In a 1961 speech to the National Association Of Broadcasters, FCC Chairman Newton Minnow challenged those in attendance to watch what they were producing and really look at what was on the air. If they could “keep [their] eyes glued to that set until the station signs off. I can assure you that you will observe a vast wasteland.” Thus, from that day forward, that’s been exactly how television has been known.

It wasn’t always like that, however. In 1958, legendary newsman Edward R. Murrow used the medium and his celebrity to take a stand and challenge the members of the government who tried to muzzle and cow the press with the mantra of “if you’re against us, you must be a commie.” In the midst of the Red Scare, it was Murrow who stood up to Wisconsin Senator Joe McCarthy’s tactics of smear and finger-pointing.

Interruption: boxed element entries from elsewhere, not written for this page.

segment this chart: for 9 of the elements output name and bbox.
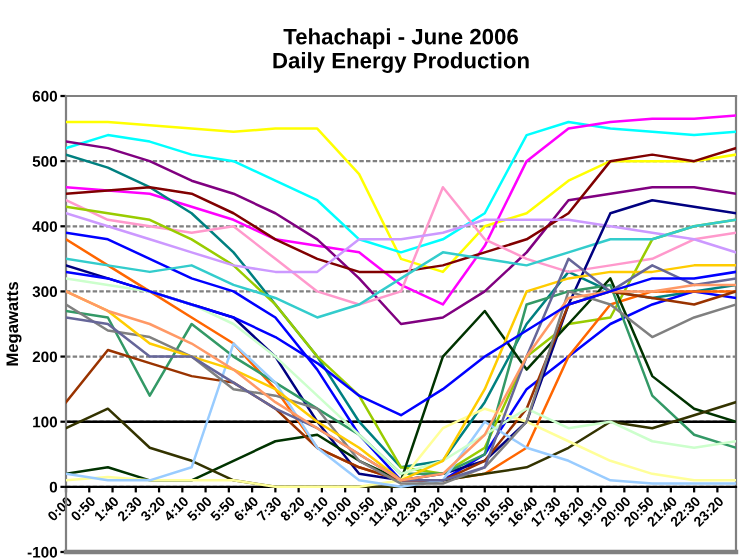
y-axis-title: Megawatts — [6, 282, 22, 366]
line-series — [66, 218, 736, 319]
chart-title: Tehachapi - June 2006 Daily Energy Production — [273, 28, 529, 73]
line-series — [66, 185, 736, 306]
line-series — [66, 146, 736, 274]
line-series — [66, 212, 736, 274]
line-series — [66, 140, 736, 326]
line-series — [66, 342, 736, 489]
line-series — [66, 114, 736, 306]
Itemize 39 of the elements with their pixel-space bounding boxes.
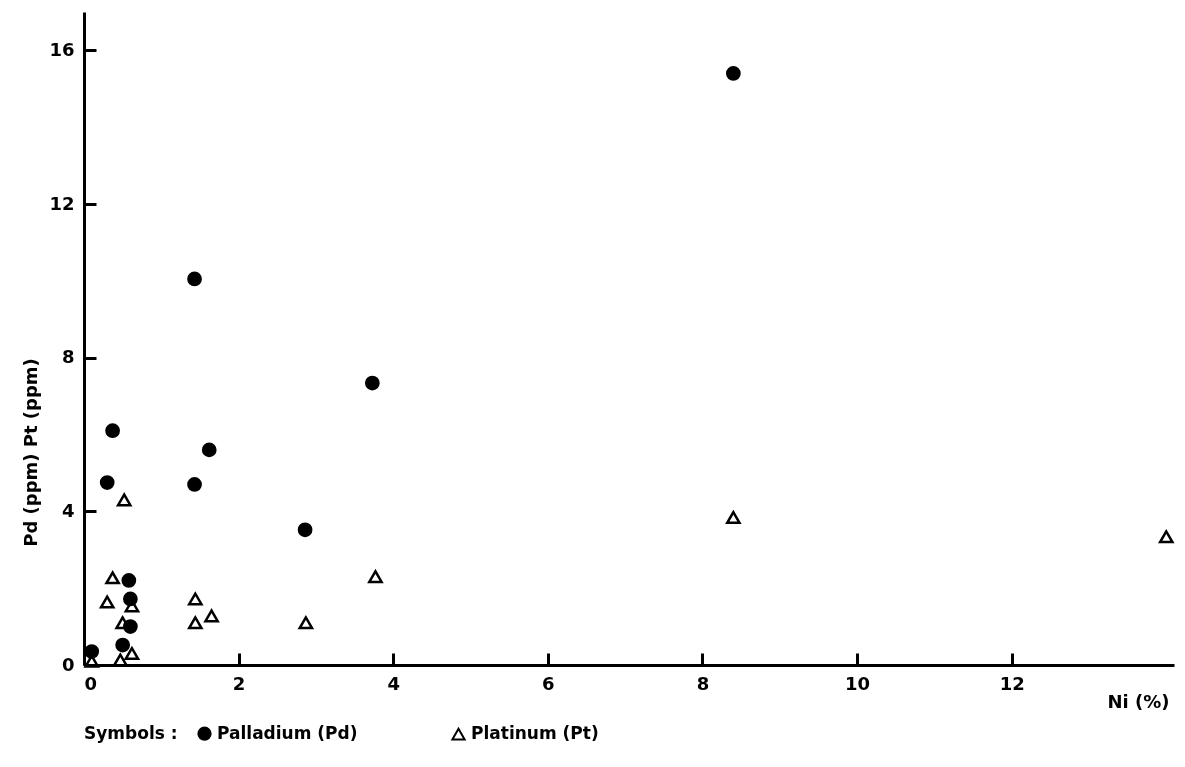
y-tick-label: 16 <box>49 38 75 60</box>
point <box>368 570 383 584</box>
point <box>725 510 741 525</box>
point <box>115 637 131 653</box>
point <box>298 616 314 630</box>
y-tick-label: 12 <box>49 192 75 214</box>
y-tick-label: 8 <box>61 346 75 368</box>
x-tick-label: 2 <box>232 672 246 694</box>
x-tick-label: 4 <box>387 672 400 694</box>
point <box>105 423 120 439</box>
point <box>116 493 132 507</box>
x-tick-label: 6 <box>542 672 555 694</box>
point <box>1158 530 1174 544</box>
x-axis-title: Ni (%) <box>1107 690 1170 712</box>
point <box>187 271 202 287</box>
point <box>187 477 202 492</box>
point <box>99 475 115 490</box>
legend-label: Palladium (Pd) <box>217 722 358 743</box>
x-tick-label: 10 <box>845 672 871 694</box>
point <box>187 616 203 630</box>
legend-label: Platinum (Pt) <box>471 723 599 744</box>
y-axis-title: Pd (ppm) Pt (ppm) <box>20 358 42 547</box>
point <box>201 442 217 458</box>
point <box>364 375 380 391</box>
x-tick-label: 12 <box>999 672 1025 694</box>
x-tick-label: 0 <box>84 672 98 694</box>
point <box>725 66 741 81</box>
point <box>99 595 115 609</box>
point <box>105 571 120 585</box>
point <box>84 644 100 659</box>
y-tick-label: 4 <box>61 499 75 521</box>
point <box>121 573 137 588</box>
point <box>297 522 313 538</box>
x-tick-label: 8 <box>696 672 710 694</box>
point <box>204 609 219 623</box>
point <box>187 592 203 606</box>
point <box>124 646 140 661</box>
legend-title: Symbols : <box>84 723 178 743</box>
y-tick-label: 0 <box>61 653 75 675</box>
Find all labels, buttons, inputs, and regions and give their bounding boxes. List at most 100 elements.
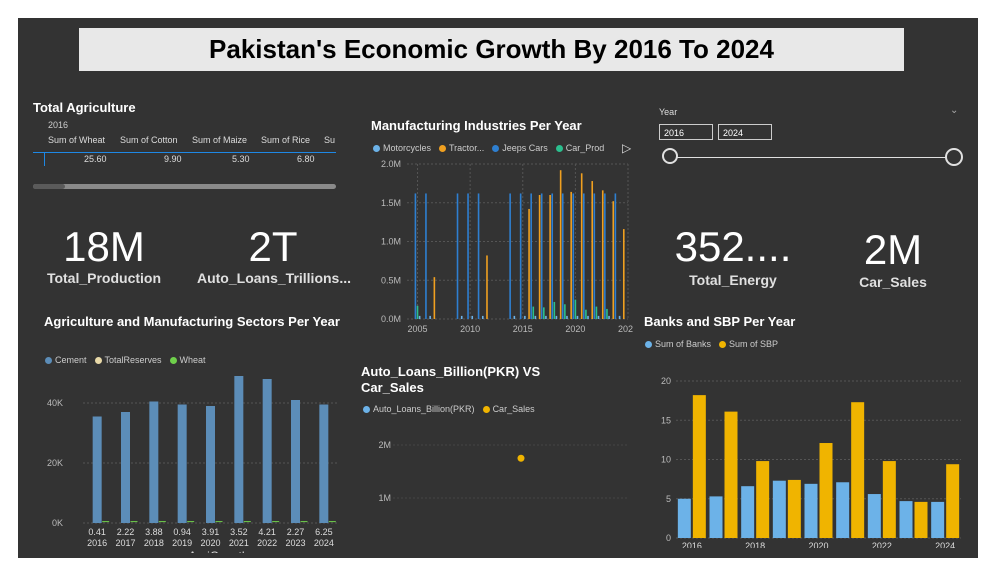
banks-legend-item[interactable]: Sum of Banks bbox=[645, 339, 711, 349]
bar-jeepscars bbox=[414, 193, 417, 319]
bar-motorcycles bbox=[608, 315, 610, 319]
auto-loans-legend-item[interactable]: Car_Sales bbox=[482, 404, 535, 414]
bar-sbp bbox=[724, 411, 738, 538]
y-tick-label: 10 bbox=[661, 455, 671, 465]
auto-loans-chart-title: Auto_Loans_Billion(PKR) VS Car_Sales bbox=[361, 364, 541, 395]
banks-chart: 0510152020162018202020222024Year bbox=[661, 376, 961, 548]
agri-growth-label: 3.52 bbox=[230, 527, 248, 537]
banks-chart-legend: Sum of Banks Sum of SBP bbox=[645, 339, 778, 349]
y-tick-label: 5 bbox=[666, 494, 671, 504]
agri-growth-label: 3.91 bbox=[202, 527, 220, 537]
y-tick-label: 0K bbox=[52, 518, 63, 528]
legend-dot-icon bbox=[439, 144, 447, 152]
slicer-start-input[interactable]: 2016 bbox=[659, 124, 713, 140]
agri-legend-item[interactable]: TotalReserves bbox=[94, 355, 162, 365]
bar-jeepscars bbox=[519, 193, 522, 319]
banks-legend-item[interactable]: Sum of SBP bbox=[719, 339, 778, 349]
bar-cement bbox=[149, 401, 159, 523]
auto-loans-chart: 0M1M2M bbox=[378, 440, 628, 503]
manufacturing-legend-item[interactable]: Motorcycles bbox=[373, 143, 431, 153]
bar-jeepscars bbox=[467, 193, 469, 319]
manufacturing-legend-item[interactable]: Car_Prod bbox=[555, 143, 604, 153]
legend-dot-icon bbox=[363, 405, 370, 413]
bar-carprod bbox=[553, 301, 556, 319]
title-banner: Pakistan's Economic Growth By 2016 To 20… bbox=[79, 28, 904, 71]
bar-banks bbox=[931, 501, 945, 538]
bar-motorcycles bbox=[481, 315, 484, 319]
bar-motorcycles bbox=[545, 315, 547, 319]
bar-tractor bbox=[612, 201, 615, 319]
agri-legend-item[interactable]: Cement bbox=[45, 355, 87, 365]
slicer-label: Year bbox=[659, 107, 678, 117]
agri-growth-label: 0.41 bbox=[88, 527, 106, 537]
slicer-track[interactable] bbox=[671, 157, 954, 158]
manufacturing-chart: 0.0M 0.5M 1.0M 1.5M 2.0M 2005 2010 2015 2020 2025 bbox=[381, 159, 633, 334]
bar-motorcycles bbox=[587, 315, 589, 319]
slicer-end-handle[interactable] bbox=[945, 148, 963, 166]
y-tick-label: 1M bbox=[378, 493, 391, 503]
bar-carprod bbox=[543, 307, 545, 319]
x-tick-label: 2005 bbox=[408, 324, 428, 334]
bar-banks bbox=[836, 482, 850, 538]
bar-jeepscars bbox=[593, 193, 596, 319]
agri-table-header-maize: Sum of Maize bbox=[192, 135, 248, 145]
bar-banks bbox=[867, 494, 881, 538]
bar-sbp bbox=[946, 464, 960, 538]
legend-dot-icon bbox=[482, 405, 490, 413]
bar-jeepscars bbox=[540, 193, 543, 319]
legend-dot-icon bbox=[645, 340, 652, 348]
agri-table-scrollbar[interactable] bbox=[33, 184, 336, 189]
bar-wheat bbox=[328, 521, 336, 523]
x-tick-label: 2023 bbox=[285, 538, 305, 548]
x-tick-label: 2016 bbox=[682, 541, 702, 548]
x-tick-label: 2025 bbox=[618, 324, 633, 334]
bar-carprod bbox=[574, 299, 577, 319]
bar-motorcycles bbox=[576, 315, 579, 319]
x-tick-label: 2020 bbox=[808, 541, 828, 548]
bar-wheat bbox=[215, 521, 223, 523]
legend-dot-icon bbox=[373, 144, 380, 152]
x-tick-label: 2022 bbox=[257, 538, 277, 548]
bar-tractor bbox=[486, 255, 488, 319]
legend-label: Auto_Loans_Billion(PKR) bbox=[373, 404, 475, 414]
card-car-sales-label: Car_Sales bbox=[859, 274, 927, 290]
bar-jeepscars bbox=[477, 193, 480, 319]
agri-table-title: Total Agriculture bbox=[33, 100, 136, 115]
slicer-start-handle[interactable] bbox=[662, 148, 678, 164]
agri-table-scroll-thumb[interactable] bbox=[33, 184, 65, 189]
y-tick-label: 0.5M bbox=[381, 275, 401, 285]
bar-motorcycles bbox=[513, 315, 516, 319]
bar-carprod bbox=[585, 309, 587, 319]
legend-dot-icon bbox=[45, 356, 52, 364]
bar-sbp bbox=[851, 402, 865, 538]
bar-tractor bbox=[559, 170, 562, 319]
bar-motorcycles bbox=[524, 315, 526, 319]
agri-growth-label: 6.25 bbox=[315, 527, 333, 537]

After covering the story of how Air Force officer Milo Radulovich was discharged for being a communist sympathizer with no evidence presented at his hearing, Murrow and his producer Fred Friendly decided to take the fight national. Despite the reservations of the higher-ups at CBS, Murrow challenged McCarthy with the facts. McCarthy shot back by trying to peg Murrow as a communist for challenging him, but the argument never took, and McCarthy’s tactics would eventually come under investigation by the full Senate.

Good Night, And Good Luck finds director George Clooney and the cast, especially David Strathairn as Murrow, in top form. Clooney, who has strong roots in the news business (his father Nick was a longtime anchor in Cincinnati), also makes the wise decision to use the actual footage of McCarthy, instead of an actor. Shot in black and white, the film perfectly captures the look and feel of late-’50s CBS.

The DVD carries only a commentary track by Clooney and co-writer/producer Grant Heslov, and a behind-the-scenes feature with descendants of Murrow and Friendly, as well as the real-life Milo Radulovich.

Extended extras are not needed, as the film speaks for itself. The sad part about Good Night, And Good Luck, is that something like this, no matter how desperately needed, is never going to happen again. With the myriad network choices and the 24-hour-news cycle, the pull of ratings and access is simply too great to concern one’s self with facts and journalistic standards.

If only someone could have predicted this situation . . .

In the late Paddy Chayefsky’s Network, crusty news director Max Schumacher describes his mistress, high powered network exec Dianne Christensen, as television incarnate, searching for anything to fill the shrieking nothingness inside.

At long last, one of the greatest films of all time gets the special-edition treatment. In 1976, Network was released and viewed as pure satire: a savaging of the perceived state of network television and news.

As long-time network news anchor Howard Beale is fired because of low ratings, his on-air breakdown causes his audience share to skyrocket. Naturally, he is kept on as the corporation that has taken over the network instigates its anything-for-ratings-scheme.

In his Oscar-winning role as Beale, Peter Finch’s “Mad As Hell” speech is now the stuff of film legend. However, the amazing thing about Network is that “Mad As Hell” is only one of many equally memorable monologues. As corporate CEO Arthur Jensen, Ned Beatty’s rant against Beale tampering with the primal forces of nature is a masterpiece of writing and directing. Sidney Lumet has directed several films worthy of inclusion on anyone’s Top-50 list, but Network stands as his greatest achievement.

The two-disc set comes packed with features such as a profile of Chayefsky in the six-part making-of feature, commentary by Lumet, and an interview with the director just to name a few.

Who would have thought what was considered outrageous satire in 1976 would end up being the blueprint for modern day television. With the glut of reality shows, government sanctioned news channels, and the celebrity trial of the week, Schumacher might have been wrong about the shrieking nothingness.

If you turn the volume down, you might just hear Paddy Chayefsky rolling in his grave.